Johannes M. Herrmann and Roman Köhl

Department of Cell Biology, University of Kaiserslautern, 67663 Kaiserslautern, Germany

Correspondence to Johannes M. Herrmann: hannes.herrmann{at}biologie.uni-kl.de

The intermembrane space (IMS) of mitochondria, the compartment that phylogenetically originated from the periplasm of bacteria, contains machinery to catalyze the oxidative folding of proteins (Mesecke, N., N. Terziyska, C. Kozany, F. Baumann, W. Neupert, K. Hell, and J.M. Herrmann. 2005. Cell. 121:1059–1069; Rissler, M., N. Wiedemann, S. Pfannschmidt, K. Gabriel, B. Guiard, N. Pfanner, and A. Chacinska. 2005. J. Mol.

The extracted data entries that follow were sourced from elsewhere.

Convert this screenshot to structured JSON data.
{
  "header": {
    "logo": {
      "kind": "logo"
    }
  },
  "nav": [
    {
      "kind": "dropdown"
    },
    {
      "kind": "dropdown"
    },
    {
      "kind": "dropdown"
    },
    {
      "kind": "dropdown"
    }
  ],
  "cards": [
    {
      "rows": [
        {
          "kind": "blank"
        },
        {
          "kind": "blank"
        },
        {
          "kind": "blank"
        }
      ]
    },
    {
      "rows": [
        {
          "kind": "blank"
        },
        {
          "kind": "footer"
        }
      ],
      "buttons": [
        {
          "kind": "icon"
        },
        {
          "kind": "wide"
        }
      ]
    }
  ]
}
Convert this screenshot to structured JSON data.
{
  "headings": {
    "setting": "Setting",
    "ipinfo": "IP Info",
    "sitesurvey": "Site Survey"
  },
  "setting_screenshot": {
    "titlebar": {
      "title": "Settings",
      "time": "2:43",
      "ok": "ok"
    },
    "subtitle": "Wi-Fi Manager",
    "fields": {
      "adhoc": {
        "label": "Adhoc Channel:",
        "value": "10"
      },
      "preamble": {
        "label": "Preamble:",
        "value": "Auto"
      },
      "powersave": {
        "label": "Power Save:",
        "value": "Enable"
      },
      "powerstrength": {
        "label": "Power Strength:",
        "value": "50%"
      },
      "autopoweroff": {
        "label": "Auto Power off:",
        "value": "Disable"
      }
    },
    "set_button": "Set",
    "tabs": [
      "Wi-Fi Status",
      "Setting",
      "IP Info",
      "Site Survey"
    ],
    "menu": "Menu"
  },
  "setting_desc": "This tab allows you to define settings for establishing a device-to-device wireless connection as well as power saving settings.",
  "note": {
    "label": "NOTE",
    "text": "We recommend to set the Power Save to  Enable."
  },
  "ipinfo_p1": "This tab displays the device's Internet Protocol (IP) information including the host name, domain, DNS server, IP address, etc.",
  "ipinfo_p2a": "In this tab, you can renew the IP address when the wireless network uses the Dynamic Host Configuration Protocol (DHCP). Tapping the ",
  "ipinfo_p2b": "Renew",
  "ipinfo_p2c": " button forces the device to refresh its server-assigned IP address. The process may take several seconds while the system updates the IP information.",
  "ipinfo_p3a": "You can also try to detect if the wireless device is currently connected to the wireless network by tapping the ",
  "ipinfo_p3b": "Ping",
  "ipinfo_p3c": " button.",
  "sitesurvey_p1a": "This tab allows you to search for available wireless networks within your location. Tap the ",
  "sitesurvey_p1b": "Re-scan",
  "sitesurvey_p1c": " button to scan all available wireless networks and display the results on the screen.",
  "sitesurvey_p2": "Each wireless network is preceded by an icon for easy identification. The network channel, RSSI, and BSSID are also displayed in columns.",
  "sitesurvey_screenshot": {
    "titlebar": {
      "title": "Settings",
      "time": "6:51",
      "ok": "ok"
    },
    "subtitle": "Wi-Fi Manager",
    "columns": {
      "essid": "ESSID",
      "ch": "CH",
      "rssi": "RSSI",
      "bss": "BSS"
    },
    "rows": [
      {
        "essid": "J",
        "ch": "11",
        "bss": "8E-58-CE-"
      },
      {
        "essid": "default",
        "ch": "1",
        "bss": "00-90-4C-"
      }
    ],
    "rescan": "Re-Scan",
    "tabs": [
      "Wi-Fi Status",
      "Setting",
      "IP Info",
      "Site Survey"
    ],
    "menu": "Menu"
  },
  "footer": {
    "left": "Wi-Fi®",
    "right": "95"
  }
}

Biol. 353: 485–492; Tokatlidis, K. 2005. Cell. 121:965–96). This machinery introduces disulfide bonds into newly imported precursor proteins, thereby locking them in a folded conformation. Because folded proteins cannot traverse the translocase of the outer membrane, this stably traps the proteins in the mitochondria. The principle of protein oxidation in the IMS presumably has been conserved from the bacterial periplasm and has been adapted during evolution to drive the vectorial translocation of proteins from the cytosol into the mitochondria.

Abbreviations used in this paper: FAD, flavin adenine dinucleotide; IMS, intermembrane space; TOM, translocase of the outer membrane.